Okay so my understanding is that each time I render/export audio as anything it compresses itself and u lose quality. Even exporting it as itself with no changes once more, loses quality. That its similar to video codecs but less noticeable loss. That choosing a lossless format contains the most data and therefore will lose the least amount of quality. So assuming these are correct statements...and I "have" to render audio out multiple times to get it into the form needed (like when doing video editing projects for example), what formatting types are acceptable/best practice to avoid quality loss?

We'll assume we aren't mixing audio, just re-rendering the same one over and over with slightly different start points lets say (so like my 2nd render the audio starts playing at 2s, my third render it starts at 5second mark, etc).

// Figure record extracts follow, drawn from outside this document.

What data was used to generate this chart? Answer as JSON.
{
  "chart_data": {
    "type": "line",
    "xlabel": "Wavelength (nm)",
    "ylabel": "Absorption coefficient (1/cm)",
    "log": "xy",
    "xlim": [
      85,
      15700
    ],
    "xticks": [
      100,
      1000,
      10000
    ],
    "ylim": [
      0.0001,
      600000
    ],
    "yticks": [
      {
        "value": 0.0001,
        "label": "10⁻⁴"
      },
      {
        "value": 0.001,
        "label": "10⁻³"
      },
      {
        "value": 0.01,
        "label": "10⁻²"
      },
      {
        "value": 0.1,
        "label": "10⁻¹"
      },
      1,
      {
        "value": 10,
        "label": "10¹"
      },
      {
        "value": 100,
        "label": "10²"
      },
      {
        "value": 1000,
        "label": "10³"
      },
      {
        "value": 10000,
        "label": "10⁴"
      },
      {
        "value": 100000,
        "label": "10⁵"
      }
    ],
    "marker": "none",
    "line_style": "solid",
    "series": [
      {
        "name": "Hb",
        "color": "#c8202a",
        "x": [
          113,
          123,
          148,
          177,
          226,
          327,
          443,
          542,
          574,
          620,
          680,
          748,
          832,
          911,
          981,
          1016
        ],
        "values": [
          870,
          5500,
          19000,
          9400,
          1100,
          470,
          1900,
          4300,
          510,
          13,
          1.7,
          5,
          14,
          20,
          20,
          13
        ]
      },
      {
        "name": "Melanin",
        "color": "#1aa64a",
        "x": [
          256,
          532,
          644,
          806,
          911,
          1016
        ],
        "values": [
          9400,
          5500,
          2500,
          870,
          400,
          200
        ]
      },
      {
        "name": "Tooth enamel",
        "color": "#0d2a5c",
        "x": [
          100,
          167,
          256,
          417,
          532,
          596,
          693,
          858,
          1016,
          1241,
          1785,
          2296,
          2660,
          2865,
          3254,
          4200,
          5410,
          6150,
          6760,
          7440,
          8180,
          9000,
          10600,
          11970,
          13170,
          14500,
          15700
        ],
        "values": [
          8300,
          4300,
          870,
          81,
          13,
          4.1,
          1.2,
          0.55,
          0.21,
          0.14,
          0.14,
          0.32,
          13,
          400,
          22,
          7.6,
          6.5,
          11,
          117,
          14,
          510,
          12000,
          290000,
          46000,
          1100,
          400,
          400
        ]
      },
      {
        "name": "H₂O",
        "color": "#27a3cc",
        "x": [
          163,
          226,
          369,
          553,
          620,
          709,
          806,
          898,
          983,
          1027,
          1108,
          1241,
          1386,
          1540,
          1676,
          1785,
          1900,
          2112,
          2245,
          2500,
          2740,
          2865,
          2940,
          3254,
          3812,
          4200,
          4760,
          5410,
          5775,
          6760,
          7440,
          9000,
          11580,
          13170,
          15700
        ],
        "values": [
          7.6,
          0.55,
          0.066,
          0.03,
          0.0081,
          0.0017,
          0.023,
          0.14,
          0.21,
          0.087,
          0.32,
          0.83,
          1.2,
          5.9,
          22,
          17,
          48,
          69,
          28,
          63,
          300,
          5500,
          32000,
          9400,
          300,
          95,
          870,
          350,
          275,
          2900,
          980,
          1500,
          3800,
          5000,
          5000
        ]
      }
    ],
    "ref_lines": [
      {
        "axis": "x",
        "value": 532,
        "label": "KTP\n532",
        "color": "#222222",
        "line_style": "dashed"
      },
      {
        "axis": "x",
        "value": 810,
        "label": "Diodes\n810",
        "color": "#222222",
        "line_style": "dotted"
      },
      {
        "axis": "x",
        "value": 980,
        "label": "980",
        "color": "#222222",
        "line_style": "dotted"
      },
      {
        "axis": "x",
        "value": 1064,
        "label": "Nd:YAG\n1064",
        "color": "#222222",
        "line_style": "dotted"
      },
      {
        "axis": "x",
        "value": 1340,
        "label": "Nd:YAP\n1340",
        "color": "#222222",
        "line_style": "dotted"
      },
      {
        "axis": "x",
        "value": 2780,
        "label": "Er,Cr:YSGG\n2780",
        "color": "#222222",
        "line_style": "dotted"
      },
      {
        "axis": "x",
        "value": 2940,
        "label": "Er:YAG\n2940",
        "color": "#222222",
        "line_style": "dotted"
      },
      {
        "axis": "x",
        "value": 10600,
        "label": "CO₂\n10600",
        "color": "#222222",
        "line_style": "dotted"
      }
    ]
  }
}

  • If you're merely changing the edit point, aren't you just always starting from the same original footage & audio track? How are you getting generational loss?
    – Tetsujin
    Commented Nov 23, 2018 at 7:51

1 Answer 1


You can easily test this and prove to yourself that this is not the case.

Create a single track with a sine wave and export this to a mono WAV file.

Import the WAV file you have just exported to a new mono track.

Invert the phase of this new track and play both tracks together so that they mix.

You will notice that there is zero output, therefore there has been no degradation during the export process as there has been no change to the track during export.


Three broad categories of codec:

  1. Full-Bitrate - where all audio data is retained, no bitrate-reduction is attempted and no psychoacoustic data-rate reduction is attempted. Examples: PCM
  2. Non-Lossy - Codecs where data-rate reduction is performed, but there is no change to the audio data after a full code-decode operation. FLAC, WAVPACK, APE, ALC
  3. Lossy - Codecs where data-rate reduction is performed using psychoacoustic masking and other techniques to remove audio data that can be safely masked. Significant data-rate reduction can be achieved with little loss of quality. Data-rates can either be constant or variable. Examples: MP3, AAC, OGG, OPUS
  • Oh that's cool. I guess I'll use that as a baseline to see if loss has occurred at any point then. Is this exclusive to lossless formats though (.wav and flac)? And is it independent of bit rate? Or do lossless formats have fixed bit rates (my programs present differing information on that)? Like i tried it with mp3 and rendering mp3 as mp3 you hear the difference vs the inverted original...which confirms what I read about re-rendering lossey formats. My audio programs all differ in the settings and information so its hard to figure out what one is giving placebo info and which isn't.
    – kite
    Commented Nov 24, 2018 at 2:54
  • lossless formats do not necessarily have fixed bitrates. You can perform data rate reduction alongside a codec being lossless. Codecs such as PCM are constant and full bitrate codecs. They perform no data rate reduction. FLAC, APE, ALC, WAVPACK are all lossless codecs that perform some level of data-rate reduction. My answer refers to DAW's that export as WAV.
    – Mark
    Commented Nov 24, 2018 at 8:04
  • @kite - further to my edits above, any exporting to a full-bitrate or non-lossy codec will be fine. Lossy codecs will cause degradation after multiple coding cycles as you have described.